Differentially Private Language Generation and Identification in the Limit

We initiate the study of language generation in the limit, a model recently introduced by Kleinberg and Mullainathan [KM24], under the constraint of differential privacy. We consider the continual release model, where a generator must eventually output a stream of valid strings while protecting the privacy of the entire input sequence. Our first main result is that for countable collections of languages, privacy comes at no qualitative cost: we provide an $\varepsilon$-differentially-private algorithm that generates in the limit from any countable collection. This stands in contrast to many learning settings where privacy renders learnability impossible. However, privacy does impose a quantitative cost: there are finite collections of size $k$ for which uniform private generation requires $Ω(k/\varepsilon)$ samples, whereas just one sample suffices non-privately.
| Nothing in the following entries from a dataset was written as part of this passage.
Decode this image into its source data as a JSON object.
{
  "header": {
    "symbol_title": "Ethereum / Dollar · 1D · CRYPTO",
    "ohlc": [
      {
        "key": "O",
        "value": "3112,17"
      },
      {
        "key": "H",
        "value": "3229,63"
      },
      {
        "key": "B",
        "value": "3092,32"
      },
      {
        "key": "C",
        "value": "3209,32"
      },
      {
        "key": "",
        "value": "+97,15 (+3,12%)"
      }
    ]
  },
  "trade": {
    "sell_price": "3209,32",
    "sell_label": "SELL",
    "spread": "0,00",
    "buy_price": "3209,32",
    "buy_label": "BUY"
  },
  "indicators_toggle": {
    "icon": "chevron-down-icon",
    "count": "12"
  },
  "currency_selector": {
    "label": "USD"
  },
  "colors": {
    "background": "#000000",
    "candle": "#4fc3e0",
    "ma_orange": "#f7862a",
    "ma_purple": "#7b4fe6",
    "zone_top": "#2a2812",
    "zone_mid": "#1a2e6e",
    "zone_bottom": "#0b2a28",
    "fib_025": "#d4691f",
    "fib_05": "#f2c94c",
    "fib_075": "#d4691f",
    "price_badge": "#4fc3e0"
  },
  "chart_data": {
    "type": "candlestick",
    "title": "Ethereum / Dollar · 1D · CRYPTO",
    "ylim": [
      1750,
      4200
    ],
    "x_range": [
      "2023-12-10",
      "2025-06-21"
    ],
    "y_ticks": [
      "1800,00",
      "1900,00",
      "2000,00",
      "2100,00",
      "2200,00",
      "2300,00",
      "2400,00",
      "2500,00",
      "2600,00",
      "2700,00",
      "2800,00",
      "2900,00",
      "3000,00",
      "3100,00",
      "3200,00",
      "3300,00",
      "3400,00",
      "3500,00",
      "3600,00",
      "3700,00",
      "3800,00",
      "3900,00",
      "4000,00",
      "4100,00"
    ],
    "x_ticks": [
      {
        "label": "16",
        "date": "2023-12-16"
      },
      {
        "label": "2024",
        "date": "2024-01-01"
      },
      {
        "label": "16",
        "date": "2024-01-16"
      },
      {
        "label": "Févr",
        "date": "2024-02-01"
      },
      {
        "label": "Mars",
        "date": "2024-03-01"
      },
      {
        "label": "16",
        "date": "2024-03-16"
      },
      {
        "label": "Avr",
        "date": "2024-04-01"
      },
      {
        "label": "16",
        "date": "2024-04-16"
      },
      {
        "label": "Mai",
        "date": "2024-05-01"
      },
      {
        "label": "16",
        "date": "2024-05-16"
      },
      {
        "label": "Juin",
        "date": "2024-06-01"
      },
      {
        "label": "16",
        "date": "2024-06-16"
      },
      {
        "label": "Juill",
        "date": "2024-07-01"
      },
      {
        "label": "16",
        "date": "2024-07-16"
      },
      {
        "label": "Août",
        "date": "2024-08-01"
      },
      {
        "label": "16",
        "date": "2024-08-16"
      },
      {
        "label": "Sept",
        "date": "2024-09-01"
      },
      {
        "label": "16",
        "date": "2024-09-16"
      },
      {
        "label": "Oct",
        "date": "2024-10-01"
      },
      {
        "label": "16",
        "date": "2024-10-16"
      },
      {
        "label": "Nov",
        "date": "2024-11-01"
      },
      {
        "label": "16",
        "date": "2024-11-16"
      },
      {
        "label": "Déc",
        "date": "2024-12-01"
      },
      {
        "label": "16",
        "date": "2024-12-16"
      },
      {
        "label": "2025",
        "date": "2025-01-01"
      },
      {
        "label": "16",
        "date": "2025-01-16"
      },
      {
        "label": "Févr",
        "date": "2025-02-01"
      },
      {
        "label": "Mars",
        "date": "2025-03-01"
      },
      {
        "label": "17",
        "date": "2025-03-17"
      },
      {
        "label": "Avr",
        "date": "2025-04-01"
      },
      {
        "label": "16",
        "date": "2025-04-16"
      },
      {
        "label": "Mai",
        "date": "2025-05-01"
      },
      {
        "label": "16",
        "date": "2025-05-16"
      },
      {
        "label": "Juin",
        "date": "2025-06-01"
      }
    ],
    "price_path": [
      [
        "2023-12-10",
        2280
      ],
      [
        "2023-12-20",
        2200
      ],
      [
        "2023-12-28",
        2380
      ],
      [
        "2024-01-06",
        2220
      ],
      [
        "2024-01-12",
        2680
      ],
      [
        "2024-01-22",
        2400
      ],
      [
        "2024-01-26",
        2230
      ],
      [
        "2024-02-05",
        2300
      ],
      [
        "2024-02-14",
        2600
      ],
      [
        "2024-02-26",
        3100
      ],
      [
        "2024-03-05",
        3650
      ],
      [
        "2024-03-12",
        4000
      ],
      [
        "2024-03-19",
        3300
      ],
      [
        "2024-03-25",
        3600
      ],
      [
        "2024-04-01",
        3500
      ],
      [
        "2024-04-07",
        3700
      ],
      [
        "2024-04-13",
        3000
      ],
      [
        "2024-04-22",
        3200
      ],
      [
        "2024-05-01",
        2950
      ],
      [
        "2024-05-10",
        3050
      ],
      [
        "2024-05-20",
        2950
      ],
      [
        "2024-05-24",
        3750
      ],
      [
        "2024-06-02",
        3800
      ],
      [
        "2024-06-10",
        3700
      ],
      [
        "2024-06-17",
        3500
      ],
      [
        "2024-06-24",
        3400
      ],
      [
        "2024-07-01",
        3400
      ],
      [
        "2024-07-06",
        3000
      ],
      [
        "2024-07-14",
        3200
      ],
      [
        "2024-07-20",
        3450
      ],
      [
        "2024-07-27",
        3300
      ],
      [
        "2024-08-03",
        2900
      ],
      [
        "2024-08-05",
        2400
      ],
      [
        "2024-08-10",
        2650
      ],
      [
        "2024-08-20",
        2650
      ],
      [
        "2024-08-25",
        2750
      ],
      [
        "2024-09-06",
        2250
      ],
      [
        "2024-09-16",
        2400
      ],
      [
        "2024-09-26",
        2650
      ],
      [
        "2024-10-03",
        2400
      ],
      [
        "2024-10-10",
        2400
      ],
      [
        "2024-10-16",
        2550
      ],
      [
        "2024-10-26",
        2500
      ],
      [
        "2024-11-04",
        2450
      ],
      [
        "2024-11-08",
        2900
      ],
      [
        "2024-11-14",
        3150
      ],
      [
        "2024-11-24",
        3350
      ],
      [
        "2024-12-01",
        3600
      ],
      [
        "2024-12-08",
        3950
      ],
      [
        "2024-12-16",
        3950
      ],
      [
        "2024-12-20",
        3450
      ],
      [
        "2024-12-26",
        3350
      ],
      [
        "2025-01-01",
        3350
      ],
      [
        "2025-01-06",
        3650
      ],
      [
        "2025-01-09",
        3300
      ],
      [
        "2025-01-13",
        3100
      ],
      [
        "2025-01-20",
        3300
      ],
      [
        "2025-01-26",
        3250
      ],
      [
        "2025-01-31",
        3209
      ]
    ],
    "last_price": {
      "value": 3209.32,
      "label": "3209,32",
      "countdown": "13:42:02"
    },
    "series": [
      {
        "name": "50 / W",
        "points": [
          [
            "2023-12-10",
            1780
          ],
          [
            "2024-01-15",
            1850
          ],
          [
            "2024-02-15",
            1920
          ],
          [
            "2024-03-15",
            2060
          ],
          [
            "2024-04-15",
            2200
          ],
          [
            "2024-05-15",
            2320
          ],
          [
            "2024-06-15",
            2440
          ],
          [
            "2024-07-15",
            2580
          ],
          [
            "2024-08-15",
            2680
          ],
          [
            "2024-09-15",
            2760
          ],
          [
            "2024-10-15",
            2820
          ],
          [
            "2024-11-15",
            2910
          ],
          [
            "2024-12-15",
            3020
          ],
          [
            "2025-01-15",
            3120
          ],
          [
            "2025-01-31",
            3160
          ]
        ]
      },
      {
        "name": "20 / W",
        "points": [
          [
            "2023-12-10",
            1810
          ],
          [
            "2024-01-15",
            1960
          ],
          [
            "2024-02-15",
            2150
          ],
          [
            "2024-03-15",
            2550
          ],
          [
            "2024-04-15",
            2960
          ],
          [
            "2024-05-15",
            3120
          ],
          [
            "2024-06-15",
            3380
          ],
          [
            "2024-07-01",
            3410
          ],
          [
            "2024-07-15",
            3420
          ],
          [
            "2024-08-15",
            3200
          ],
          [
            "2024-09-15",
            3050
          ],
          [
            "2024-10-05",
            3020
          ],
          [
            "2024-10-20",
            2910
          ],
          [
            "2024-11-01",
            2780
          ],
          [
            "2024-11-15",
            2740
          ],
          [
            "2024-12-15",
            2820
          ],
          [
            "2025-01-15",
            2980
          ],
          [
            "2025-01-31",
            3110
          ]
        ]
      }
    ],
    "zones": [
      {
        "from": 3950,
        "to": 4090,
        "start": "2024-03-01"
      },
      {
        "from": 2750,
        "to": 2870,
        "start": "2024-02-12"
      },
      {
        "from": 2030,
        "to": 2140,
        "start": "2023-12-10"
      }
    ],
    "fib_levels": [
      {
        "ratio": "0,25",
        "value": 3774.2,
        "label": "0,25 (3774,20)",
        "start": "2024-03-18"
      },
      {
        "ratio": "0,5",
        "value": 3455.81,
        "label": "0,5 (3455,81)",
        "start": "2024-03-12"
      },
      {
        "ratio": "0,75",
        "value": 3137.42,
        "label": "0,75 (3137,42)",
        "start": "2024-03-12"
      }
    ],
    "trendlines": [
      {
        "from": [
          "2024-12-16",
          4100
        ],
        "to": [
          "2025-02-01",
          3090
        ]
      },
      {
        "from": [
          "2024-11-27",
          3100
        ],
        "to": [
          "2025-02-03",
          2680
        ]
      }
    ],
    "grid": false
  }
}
We then turn to the harder problem of language identification in the limit. Here, we show that privacy creates fundamental barriers. We prove that no $\varepsilon$-DP algorithm can identify a collection containing two languages with an infinite intersection and a finite set difference, a condition far stronger than the classical non-private characterization of identification. Next, we turn to the stochastic setting where the sample strings are sampled i.i.d. from a distribution (instead of being generated by an adversary). Here, we show that private identification is possible if and only if the collection is identifiable in the adversarial model. Together, our results establish new dimensions along which generation and identification differ and, for identification, a separation between adversarial and stochastic settings induced by privacy constraints.